Thursday, December 1, 2016

HOT TO TROT - QL2 Dance


Project Director and Mentor: Ruth Osborne
Project Co-ordinator and additional mentoring: Jamie Winbank
Lighting Design and operation: Craig Dear
QL2 Theatre – 26th and 27th November 2016

Reviewed by Bill Stephens

Now in its 18th year, “Hot to Trot” offers potential young choreographers, who participate in other of QL2 Dance initiatives, the opportunity to try their hand at choreographing a short work for this annual showcase.

Each choreographer who takes on the challenge has the advantage of professional mentoring, technical back-up and access to dancers. Each is encouraged to explore ideas and create movement, as well write program notes, source costumes and music, consider lighting design, and schedule and rehearse their dancers to performance level.

They are also required to introduce themselves and their work to their audience, and then submit to questioning by the audience after the work has been performed – a task often as daunting and revealing as the work itself.

This year ten choreographers participated. Their inspiration was as varied as their dance works, exploring such topics as loneliness, brain function, growing pains and even building demolition.

The program commenced with an absorbing short film by Natsuka Yonezawa, entitled “Travelling Light”. Filmed mostly in the carpark of the National Gallery of Australia, the film explored notions of loneliness and solitude, featuring dancers, Rifka Ruwette and Tahi Atea in a succession of tightly choreographed situations involving clever use of timing and rhythm changes  to create a heightened the sense of mystery.

“Welcome to your brain” was a bright little work by Milly Vanzwol, exploring brain function.  Performed by Vanzwal, together with Gabriel Sinclair and Patricia Hayes-Cavanagh, all clad in cheerful Hawaiian shirts, this work was notable for the clarity with which the ideas were expressed and for its well-rehearsed unison movement.

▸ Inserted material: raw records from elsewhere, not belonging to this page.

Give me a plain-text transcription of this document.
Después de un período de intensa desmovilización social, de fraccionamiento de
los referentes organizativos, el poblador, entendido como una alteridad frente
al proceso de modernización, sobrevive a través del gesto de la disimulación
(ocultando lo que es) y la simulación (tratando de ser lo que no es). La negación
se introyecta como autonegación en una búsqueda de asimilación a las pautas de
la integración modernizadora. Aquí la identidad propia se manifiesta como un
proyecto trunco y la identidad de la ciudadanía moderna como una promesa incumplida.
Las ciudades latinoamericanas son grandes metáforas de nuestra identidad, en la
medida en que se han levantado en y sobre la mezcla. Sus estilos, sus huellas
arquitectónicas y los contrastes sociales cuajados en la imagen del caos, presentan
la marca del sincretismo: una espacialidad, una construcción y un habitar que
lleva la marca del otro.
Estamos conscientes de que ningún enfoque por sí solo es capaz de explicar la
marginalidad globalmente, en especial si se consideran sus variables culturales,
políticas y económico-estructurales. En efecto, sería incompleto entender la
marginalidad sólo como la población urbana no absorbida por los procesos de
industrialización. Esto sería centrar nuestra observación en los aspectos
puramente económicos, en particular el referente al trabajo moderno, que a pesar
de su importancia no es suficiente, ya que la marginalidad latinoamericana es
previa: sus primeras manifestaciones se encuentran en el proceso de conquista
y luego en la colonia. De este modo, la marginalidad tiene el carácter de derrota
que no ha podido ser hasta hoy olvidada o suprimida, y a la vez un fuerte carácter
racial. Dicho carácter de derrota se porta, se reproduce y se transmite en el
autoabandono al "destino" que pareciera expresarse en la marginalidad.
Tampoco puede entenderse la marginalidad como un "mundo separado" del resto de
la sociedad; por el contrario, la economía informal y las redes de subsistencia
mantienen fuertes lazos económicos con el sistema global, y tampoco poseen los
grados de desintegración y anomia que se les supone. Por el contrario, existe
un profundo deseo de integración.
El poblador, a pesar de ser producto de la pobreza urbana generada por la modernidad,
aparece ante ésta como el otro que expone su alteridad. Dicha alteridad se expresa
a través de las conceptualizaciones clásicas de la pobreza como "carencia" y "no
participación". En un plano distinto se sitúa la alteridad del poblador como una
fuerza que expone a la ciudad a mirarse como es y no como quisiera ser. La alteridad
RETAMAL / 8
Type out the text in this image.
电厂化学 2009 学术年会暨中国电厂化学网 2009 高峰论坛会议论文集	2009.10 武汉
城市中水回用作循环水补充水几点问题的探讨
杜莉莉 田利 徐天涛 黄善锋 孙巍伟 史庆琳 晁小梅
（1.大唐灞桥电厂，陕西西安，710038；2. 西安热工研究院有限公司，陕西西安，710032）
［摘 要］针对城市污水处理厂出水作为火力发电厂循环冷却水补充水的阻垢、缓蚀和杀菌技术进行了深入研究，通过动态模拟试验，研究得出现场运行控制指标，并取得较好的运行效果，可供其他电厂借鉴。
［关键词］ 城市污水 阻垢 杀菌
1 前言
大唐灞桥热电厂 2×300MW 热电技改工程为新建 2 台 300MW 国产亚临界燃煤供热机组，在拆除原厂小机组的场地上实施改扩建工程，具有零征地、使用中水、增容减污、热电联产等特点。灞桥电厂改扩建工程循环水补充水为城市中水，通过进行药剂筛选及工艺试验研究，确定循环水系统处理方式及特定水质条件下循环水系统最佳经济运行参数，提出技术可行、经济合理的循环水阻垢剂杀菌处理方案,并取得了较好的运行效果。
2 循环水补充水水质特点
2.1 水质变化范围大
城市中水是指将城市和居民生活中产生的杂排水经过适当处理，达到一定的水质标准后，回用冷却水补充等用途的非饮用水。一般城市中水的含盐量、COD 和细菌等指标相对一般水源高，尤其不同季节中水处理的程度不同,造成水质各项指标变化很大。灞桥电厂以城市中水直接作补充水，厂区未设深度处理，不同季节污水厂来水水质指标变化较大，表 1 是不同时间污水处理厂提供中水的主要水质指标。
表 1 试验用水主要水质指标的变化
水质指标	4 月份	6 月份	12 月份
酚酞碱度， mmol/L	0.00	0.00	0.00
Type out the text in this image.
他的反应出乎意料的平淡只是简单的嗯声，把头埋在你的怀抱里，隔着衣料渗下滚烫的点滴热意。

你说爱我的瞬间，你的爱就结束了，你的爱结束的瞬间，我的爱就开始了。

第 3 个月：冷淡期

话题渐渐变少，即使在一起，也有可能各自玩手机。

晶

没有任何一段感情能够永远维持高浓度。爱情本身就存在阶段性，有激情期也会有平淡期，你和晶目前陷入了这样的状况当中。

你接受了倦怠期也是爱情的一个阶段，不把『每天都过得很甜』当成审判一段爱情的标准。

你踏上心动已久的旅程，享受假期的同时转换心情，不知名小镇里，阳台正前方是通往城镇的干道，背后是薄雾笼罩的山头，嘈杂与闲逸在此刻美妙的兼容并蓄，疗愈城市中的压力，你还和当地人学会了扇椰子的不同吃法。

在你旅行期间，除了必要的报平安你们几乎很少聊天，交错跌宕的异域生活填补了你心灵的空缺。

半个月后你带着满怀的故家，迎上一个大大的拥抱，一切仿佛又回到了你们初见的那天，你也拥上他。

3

Caroline De Wan used six dancers costumed in attractive shot taffeta frocks for her ambitious and amusing work “17 Days” in which she explored the rules and laws dictating our interactions. Well-managed mood changes made for an interesting work, which would have benefited from a little more attention by the dancers to individual execution of the interesting movement ideas. 
     
Interesting movement choices were also evident in Ruby Ballantyne’s intriguing “The Only Constant”. Setting out to examine the “inevitability and consistency of change”, Caroline De Wan, Caspar Lischner and Jason Pearce wriggled across the floor and executed primeval neck rolling movements in strongly committed performances in an interesting work notable for its well-conceived duo work.

Caroline De Wan, Caspar Lischner, Jason Pearce in "The Only Constant"

Iamge by Lorna Sim


Tahi Atea displayed a well-developed sense of theatre with her work “Growing Pains”, which commenced with dancers Natsuko Yonezawa and Walter Wolffs confined inside a square window frame. Excellent music, lighting and mature movement choices combined to ensure the clarification of her theme.

Natsuko Yonezawa and Walter Wolffs in "Growing Pains" 

Image by Lorna Sim

Amusing facial expressions, good group movement and a sense that her dancers, Eve Buckmaster, Milly Vanwol, Rifka Ruwette and Tahi Atea, really understood the message they were conveying, marked the funny and well-executed performance of Patricia Hayes-Cavanagh’s “Pet Peeves” for which the title says it all.

Tahi Alea, Milly Vanzwol & Rifka Ruwette in "Pet Peeves" 
Image by Lorna Sim

Shantelle Wise-McCourt chose to explore the emotional and mental conflict of love and lust, with her work “Compelled”.  Danced with conviction by Caroline De Wan, Ruby Ballantyne and Zach Johnson, this moody piece featured interesting, often surprising movement choices, some interesting unison work from De Wan and Ballantyne, and a well resolved ending with Johnson alone on stage in a circle of light.

Zach Johnson and Ruby Ballantyne in "Compelled" 
Image by Lorna Sim

For his evocative work “The Graveyard Shift”, Jason Pearce dressed his dancers, Gabriel Sinclair and Ursula Taylor, in boiler suits to explore the effects of shift work. Imaginative use of a pillow and a torch, together with voice-overs, made for a compelling and interesting creation. 

Gabriel Sinclair wrote his own music, and included cheerful, friendly dialogue in his well-resolved work “We-dentity” in which Caspar Lischner, Patricia Hayes-Cavanagh, Zach Johnson and Audrey Sharwood argue over priorities in a series of snapshots.

The demolition of the Currong Apartments provided the inspiration for a thoughtful work by Ursula Taylor in which five overall clad dancers performed industrialised movement conveying her response to the demolition and reconstruction of city dwellings.

While not all of the works were successful in effectively conveying the chosen themes, all were admirable for the thought, effort and creativity which had gone into them, and together they provided a fascinating and entertaining evening of dance. Particularly impressive was the commitment of the dancers to the works in which they appeared. Whether any of the young choreographers  go on to have sustainable careers in dance is yet to be seen, but doubtless all will have learnt a great deal about the art of choreography through their participation in this year’s  “Hot To Trot”.